Mucopolysaccharidosis Type II (MPS II), also known as Hunter syndrome, is a lysosomal storage disorder (LSD) caused by a deficiency of the lysosomal enzyme iduronate-2-sulfatase (IDS). MPS II satisfies all criteria defined by the Advisory Committee on Heritable Disorders in Newborns and Children (ACHDNC) for inclusion in the Recommended Uniform Screening Panel (RUSP) for newborn screening, apart from the fact that only minimal prospective population screening data are available. This report details the analytical validation, clinical validation, and implementation of a fluorometric assay for measurement of IDS activity in newborn dried blood spot (DBS) specimens at the Missouri State Public Health Laboratory (MSPHL). The assay is performed in a microwell plate format requiring approximately 15 min of hands-on time per plate and an incubation time of two hours. The analytical validation of this assay included linearity, analytical sensitivity, precision, and carry-over testing. Clinical validation was completed using more than 5000 deidentified presumptive normal newborn DBS specimens as well as seven specimens from patients known to be affected with MPS II. Following validation, MSPHL began prospective screening using the IDS assay on 1 November 2018. In the first 18 months of screening (to 30 June 2020), 146,954 specimens were prospectively screened using the method. Two newborns were identified with severe Hunter syndrome and the assay had a presumptive positive rate of 0.022%.

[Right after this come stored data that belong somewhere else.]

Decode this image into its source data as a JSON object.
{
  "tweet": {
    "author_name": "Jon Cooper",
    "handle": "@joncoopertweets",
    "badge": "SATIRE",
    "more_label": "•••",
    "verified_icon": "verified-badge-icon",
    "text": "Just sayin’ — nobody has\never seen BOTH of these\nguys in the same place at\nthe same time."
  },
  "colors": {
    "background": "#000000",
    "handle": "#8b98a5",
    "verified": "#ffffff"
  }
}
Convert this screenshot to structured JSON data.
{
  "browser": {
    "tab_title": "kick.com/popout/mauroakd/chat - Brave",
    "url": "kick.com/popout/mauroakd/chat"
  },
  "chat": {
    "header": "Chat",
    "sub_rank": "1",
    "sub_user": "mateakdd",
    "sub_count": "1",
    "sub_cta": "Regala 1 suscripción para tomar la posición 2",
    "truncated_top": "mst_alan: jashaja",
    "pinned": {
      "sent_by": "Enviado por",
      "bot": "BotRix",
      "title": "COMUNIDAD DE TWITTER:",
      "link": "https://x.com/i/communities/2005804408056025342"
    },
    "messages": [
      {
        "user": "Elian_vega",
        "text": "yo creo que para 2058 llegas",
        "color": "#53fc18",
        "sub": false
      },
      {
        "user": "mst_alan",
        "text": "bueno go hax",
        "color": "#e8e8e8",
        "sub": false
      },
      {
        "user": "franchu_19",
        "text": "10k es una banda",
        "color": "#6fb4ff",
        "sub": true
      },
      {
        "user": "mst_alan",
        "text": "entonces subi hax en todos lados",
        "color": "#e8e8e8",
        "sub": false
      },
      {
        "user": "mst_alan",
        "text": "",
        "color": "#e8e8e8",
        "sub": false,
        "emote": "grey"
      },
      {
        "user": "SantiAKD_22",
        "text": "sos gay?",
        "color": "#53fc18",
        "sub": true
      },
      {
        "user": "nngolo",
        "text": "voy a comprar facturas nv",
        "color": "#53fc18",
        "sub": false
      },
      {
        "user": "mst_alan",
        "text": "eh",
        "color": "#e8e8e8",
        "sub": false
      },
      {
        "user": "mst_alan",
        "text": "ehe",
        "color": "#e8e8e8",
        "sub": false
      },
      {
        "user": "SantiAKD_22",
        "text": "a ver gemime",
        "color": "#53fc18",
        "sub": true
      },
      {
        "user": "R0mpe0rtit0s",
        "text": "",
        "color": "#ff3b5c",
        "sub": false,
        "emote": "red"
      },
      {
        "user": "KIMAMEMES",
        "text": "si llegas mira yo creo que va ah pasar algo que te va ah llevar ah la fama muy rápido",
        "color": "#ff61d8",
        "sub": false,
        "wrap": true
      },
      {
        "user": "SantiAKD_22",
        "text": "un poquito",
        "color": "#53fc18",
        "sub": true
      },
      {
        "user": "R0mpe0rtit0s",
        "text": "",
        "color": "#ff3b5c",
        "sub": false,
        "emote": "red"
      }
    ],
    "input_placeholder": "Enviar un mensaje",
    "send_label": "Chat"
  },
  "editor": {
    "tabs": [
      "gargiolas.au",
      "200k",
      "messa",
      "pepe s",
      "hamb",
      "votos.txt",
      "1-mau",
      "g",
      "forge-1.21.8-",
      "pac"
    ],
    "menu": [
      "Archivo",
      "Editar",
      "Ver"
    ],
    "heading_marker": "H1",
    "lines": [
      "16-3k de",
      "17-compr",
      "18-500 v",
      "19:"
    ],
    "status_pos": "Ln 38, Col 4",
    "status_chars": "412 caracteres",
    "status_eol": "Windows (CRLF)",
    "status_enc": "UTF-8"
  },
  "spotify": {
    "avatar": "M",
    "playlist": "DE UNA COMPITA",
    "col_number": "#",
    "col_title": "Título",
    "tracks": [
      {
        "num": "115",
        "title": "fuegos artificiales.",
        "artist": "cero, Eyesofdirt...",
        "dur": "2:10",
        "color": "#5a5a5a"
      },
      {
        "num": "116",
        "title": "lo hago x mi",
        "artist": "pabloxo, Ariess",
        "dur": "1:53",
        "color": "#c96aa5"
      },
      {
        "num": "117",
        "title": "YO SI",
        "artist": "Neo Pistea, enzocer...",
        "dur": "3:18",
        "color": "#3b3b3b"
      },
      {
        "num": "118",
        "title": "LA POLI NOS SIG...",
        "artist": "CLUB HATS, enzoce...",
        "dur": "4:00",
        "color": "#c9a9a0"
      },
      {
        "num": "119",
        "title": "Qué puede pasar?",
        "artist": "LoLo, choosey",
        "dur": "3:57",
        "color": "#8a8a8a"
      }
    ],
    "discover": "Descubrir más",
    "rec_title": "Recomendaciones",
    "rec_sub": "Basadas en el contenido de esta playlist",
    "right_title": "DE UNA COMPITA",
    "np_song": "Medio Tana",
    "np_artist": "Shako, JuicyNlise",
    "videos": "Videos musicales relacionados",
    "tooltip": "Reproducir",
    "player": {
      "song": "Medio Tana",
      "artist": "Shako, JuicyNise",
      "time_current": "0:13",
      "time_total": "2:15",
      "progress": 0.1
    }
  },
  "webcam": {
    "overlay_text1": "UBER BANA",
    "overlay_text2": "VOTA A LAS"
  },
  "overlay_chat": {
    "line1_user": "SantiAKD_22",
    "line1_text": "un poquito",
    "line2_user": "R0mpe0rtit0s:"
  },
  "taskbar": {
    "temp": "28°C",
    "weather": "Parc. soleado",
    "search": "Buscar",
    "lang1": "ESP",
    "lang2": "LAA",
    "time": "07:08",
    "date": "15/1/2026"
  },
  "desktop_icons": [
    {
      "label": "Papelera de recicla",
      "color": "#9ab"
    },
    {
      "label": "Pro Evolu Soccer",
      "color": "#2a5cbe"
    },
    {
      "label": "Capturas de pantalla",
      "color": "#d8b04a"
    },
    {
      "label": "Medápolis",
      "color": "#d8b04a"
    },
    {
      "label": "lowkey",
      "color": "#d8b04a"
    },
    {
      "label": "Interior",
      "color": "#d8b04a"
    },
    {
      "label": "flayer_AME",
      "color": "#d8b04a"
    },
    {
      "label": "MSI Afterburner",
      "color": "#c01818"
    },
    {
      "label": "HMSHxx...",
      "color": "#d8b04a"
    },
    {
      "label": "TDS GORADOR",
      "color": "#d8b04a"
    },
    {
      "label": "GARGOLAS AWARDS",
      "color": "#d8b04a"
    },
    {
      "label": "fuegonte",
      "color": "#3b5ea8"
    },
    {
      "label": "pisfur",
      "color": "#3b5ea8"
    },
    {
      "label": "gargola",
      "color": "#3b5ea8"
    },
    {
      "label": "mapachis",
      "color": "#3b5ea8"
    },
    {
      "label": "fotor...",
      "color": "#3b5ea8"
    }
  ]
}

Keywords: Hunter syndrome; analytical validation; clinical validation; mucopolysaccharidosis II; newborn screening.

Figure 1

Linearity of the iduronate-2-sulfatase (IDS) rates of newborn screening (NBS) assay. Dilutions of the high QC samples were made in nine-step increments and plotted versus the activity detected. Four replicates were run at each dilution and the means +/− the standard deviation were graphed.

Figure 2

Population distribution of IDS activity (x-axis, reported as μmol/L/h) in 5301 presumed normal newborn dried blood spot (DBS) specimens (blue bars) and seven known affected Mucopolysaccharidosis type-2 MPS II patient DBS specimens (pink bars).

Figure 3

Distribution of IDS activity during prospective screening. The red dashed lines at 20 and 25 μmol/L/h represent the final high risk and retest cutoffs, respectively.